Lucía seguía buscando entre los papeles cuando su marido le hizo señas para que le prestara atención mientras hablaba por teléfono. Al parecer, había encontrado lo que buscaban. Las palabras dejaron de ser cuidadosas y la habitación se llenó de ansiedad.
—Sí, la tengo. La tengo en mis manos justo ahora. No, no es una broma. Sí, estoy seguro que no es falsa, es legítima. Aproximadamente del ‘98. Sí. Entiendo. ¿A qué hora y en dónde? Somos dos: mi compañera y yo. Ella irá con un jersey azul y yo con camisa roja a cuadros. Bien. Adiós.
—¿Lo lograste?
—Tenemos que salir ahora. Si nos tardamos un poco más, podemos perderlo todo. Tómala y vámonos.
Al salir a la calle, ambos miraron disimuladamente a los lados para asegurarse de que nadie los estuviera observando. A pesar de que intentaban caminar a un ritmo tranquilo, los nervios los hicieron caminar como si estuvieran a punto de perder el último tren de la noche. Llegaron al lugar acordado. Una pareja de desconocidos les abrió las puertas y los saludaron como si fueran viejos amigos antes de dejarlos entrar. La casa no parecía tener nada de particular. Las dos parejas cambiaron sus sonrisas por miradas inquisitivas y desesperadas por confiar las unas en las otras. La mujer hizo pasar a Lucía y a su marido por una puerta que bajaba al sótano.
Una vez que su vista se acostumbró a la oscuridad, Lucía se dio cuenta de que era un cuarto oscuro, con varios rollos fotográficos antiguos y algunas fotos reveladas colgadas con pinzas a un cordón. No estaban solos, había otras cinco personas. Nadie habló. Todos sabían qué hacían en ese lugar. Lucía abrió su bolso y sacó la fotografía.
Antes de dejarla sobre la mesa al centro del cuarto, dudó. No quería perderla. Por un instante se arrepintió de todo y deseó haberla guardado entre sus libros y tenerla para ella por siempre. Su marido se dio cuenta de lo que le estaba ocurriendo, puso la mano sobre su hombro, la miró y asintió, dándole a entender que era lo correcto y que no había otra opción más que confiar en aquella gente a la que nunca habían visto.

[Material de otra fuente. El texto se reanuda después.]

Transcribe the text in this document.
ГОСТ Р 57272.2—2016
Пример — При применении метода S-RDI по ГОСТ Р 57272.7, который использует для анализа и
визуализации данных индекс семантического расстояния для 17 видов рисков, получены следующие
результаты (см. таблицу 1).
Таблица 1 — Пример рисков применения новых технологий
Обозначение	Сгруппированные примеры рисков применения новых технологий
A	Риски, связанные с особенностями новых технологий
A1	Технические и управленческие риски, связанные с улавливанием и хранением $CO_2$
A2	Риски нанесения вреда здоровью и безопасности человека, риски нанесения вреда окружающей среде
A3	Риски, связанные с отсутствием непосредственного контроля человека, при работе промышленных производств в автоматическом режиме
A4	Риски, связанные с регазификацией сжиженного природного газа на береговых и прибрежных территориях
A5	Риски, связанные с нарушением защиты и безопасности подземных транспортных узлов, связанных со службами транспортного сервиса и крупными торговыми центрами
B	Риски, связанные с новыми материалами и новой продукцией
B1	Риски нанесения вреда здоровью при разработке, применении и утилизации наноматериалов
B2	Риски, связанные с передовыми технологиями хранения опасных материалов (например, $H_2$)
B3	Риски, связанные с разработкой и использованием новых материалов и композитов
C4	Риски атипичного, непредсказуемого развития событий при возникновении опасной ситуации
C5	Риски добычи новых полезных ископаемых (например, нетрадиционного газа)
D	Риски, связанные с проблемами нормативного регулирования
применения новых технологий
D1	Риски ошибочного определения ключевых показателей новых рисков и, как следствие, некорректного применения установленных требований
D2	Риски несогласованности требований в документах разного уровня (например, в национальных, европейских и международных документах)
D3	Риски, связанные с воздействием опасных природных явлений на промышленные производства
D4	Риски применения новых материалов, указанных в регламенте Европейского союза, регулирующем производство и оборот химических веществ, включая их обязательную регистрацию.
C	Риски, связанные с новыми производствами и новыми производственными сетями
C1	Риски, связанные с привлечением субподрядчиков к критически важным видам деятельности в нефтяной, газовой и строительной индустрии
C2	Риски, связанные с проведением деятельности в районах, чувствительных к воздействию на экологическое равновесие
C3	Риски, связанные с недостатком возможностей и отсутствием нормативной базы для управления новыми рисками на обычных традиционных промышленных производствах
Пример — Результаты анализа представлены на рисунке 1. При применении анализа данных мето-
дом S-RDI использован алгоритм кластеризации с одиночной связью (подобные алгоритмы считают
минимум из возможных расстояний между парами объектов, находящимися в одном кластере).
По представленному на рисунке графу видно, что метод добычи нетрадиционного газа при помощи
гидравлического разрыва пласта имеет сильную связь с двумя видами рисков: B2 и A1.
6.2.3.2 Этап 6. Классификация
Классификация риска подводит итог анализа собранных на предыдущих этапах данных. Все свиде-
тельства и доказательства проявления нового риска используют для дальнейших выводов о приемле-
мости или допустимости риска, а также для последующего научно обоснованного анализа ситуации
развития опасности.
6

Lucía se desprendió de la fotografía y salió a la calle con su -ahora recordaba con claridad- viejo camarada. Caminaron en silencio hasta llegar a su casa. Fueron directamente a su habitación y se abrazaron para consolarse mutuamente.
Sin saber bien qué decir, su marido sólo pudo elaborar un enunciado que creía que coincidiría con lo que él intuía que su mujer estaba pensando: Quizás la fotografía sea muestra suficiente para evidenciar la mentira del régimen y el sometimiento al olvido en el que nos mantiene. Quizás ahora podamos acabar con él de una vez por todas.
Lucía, como si no hubiera escuchado lo que le acababan de decir, murmuró a su marido: ¿Viste? Era verdad. Había árboles en las calles. Alguna vez nos pertenecieron a todos.